Dice il Catechismo della Chiesa Cattolica: “Il peccato mortale è una possibilità radicale della libertà umana, come lo stesso amore. Ha come conseguenza la perdita della carità e la privazione della grazia santificante, cioè dello stato di grazia.
Se non è riscattato dal pentimento e dal perdono di Dio, provoca l’esclusione dal Regno di Cristo e la morte eterna dell’inferno; infatti la nostra libertà ha il potere di fare scelte definitive, irreversibili.
Tuttavia, anche se noi possiamo giudicare che un atto è in sé una colpa grave, dobbiamo però lasciare il giudizio sulle persone alla giustizia e alla misericordia di Dio” (CCC 1861).

7. Il medesimo Catechismo ricorda poi la dottrina di sempre e cioè che: “Perché un peccato sia mortale si richiede che concorrano tre condizioni: «È peccato mortale quello che ha per oggetto una materia grave e che, inoltre, viene commesso con piena consapevolezza e deliberato consenso»” (CCC 1857).

9. La materia grave non è costituita solo dall’odio.
Per questo il catechismo dice: “La materia grave è precisata dai Dieci comandamenti, secondo la risposta di Gesù al giovane ricco: «Non uccidere, non commettere adulterio, non rubare, non dire falsa testimonianza, non frodare, onora il padre e la madre”» (Mc 10,19). La gravità dei peccati è più o meno grande: un omicidio è più grave di un furto.
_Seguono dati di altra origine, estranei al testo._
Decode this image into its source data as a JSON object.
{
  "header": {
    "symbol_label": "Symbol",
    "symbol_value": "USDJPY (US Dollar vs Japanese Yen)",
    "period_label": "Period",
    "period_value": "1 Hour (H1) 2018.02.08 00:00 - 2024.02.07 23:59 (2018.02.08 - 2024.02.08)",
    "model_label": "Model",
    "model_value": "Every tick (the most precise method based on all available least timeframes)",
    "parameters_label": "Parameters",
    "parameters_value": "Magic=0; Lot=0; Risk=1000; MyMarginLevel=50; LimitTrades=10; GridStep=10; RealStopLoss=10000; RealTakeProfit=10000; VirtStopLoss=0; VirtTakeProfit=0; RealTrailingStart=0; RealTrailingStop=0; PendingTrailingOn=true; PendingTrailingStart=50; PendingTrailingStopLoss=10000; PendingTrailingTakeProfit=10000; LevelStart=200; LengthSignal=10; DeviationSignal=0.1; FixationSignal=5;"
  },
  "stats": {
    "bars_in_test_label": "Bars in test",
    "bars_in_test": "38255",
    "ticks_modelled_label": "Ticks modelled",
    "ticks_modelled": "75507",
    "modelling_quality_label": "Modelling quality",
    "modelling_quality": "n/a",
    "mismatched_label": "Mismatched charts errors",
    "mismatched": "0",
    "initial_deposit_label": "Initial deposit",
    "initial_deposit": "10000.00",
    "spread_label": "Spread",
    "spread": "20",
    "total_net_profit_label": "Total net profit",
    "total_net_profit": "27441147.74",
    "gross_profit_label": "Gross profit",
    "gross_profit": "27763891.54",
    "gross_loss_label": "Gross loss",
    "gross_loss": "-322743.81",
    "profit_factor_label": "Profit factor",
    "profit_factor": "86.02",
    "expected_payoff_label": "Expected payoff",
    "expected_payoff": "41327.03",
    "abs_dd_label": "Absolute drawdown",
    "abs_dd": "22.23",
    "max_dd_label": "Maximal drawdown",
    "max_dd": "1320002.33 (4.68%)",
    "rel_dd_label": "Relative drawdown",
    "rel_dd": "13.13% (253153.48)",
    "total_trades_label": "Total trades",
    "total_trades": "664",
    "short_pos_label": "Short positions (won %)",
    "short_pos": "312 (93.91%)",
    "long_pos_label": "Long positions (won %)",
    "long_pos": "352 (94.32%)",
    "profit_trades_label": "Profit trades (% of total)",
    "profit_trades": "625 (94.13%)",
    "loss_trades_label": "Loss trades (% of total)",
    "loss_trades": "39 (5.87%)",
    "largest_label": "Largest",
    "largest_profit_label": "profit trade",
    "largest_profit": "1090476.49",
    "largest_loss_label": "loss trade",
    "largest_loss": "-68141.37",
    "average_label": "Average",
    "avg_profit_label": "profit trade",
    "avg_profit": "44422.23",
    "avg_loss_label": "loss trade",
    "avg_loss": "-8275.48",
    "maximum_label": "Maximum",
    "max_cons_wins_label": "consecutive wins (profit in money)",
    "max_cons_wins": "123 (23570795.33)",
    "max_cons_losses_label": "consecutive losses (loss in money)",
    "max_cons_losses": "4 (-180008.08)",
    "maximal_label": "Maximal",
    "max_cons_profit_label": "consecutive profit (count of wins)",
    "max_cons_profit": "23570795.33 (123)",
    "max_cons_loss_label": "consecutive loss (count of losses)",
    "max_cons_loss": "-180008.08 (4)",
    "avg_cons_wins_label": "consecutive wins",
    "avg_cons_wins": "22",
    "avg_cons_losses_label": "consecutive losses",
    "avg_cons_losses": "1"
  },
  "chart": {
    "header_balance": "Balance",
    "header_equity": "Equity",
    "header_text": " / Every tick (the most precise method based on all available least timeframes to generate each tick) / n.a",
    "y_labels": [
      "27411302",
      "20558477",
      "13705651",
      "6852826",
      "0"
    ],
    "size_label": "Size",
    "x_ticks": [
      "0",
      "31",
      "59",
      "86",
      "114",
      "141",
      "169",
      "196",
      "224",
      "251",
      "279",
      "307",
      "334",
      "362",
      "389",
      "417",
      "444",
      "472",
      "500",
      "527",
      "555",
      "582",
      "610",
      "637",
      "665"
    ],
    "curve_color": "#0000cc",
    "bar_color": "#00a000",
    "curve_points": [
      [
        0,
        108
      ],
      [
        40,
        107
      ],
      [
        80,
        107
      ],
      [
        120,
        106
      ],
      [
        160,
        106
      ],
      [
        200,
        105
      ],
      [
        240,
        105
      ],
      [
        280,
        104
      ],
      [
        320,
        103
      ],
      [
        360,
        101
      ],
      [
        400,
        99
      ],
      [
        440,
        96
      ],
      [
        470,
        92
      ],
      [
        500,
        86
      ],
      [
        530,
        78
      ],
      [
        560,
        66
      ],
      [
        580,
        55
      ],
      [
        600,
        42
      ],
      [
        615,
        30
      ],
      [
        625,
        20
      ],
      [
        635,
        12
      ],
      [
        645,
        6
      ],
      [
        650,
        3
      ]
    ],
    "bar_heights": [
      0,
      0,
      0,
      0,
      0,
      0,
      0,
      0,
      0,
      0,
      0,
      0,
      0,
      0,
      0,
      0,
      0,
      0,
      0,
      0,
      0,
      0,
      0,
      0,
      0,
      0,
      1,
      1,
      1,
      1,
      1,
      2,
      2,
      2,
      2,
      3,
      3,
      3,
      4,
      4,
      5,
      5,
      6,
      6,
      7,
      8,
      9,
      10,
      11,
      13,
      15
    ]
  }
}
Si deve tener conto anche della qualità delle persone lese: la violenza esercitata contro i genitori è di per sé più grave di quella fatta ad un estraneo” (CCC 1858).
Oltre ai peccati contro la seconda tavola della legge (contro il prossimo) ci sono anche i peccati contro la prima tavola della legge (i primi tre precetti del decalogo).
Alla domanda del giovane che chiedeva a Gesù che cosa doveva fare per entrare nella vita eterna, Gesù rispose: “Se vuoi entrare nella vita, osserva i comandamenti” (Mt 19,17).
Giovanni Paolo II commenta: “Dal contesto del colloquio e, specialmente, dal confronto del testo di Matteo con i passi paralleli di Marco e di Luca, risulta che Gesù non intende elencare tutti e singoli i comandamenti necessari per «entrare nella vita», ma, piuttosto, rimandare il giovane alla centralità del Decalogo rispetto ad ogni altro precetto, quale interpretazione di ciò che per l’uomo significa «Io sono il Signore, Dio tuo»” (Veritatis splendor,13). 

Con l’augurio di essere sempre conforme alla dottrina evangelica, ti benedico e ti ricordo nella preghiera.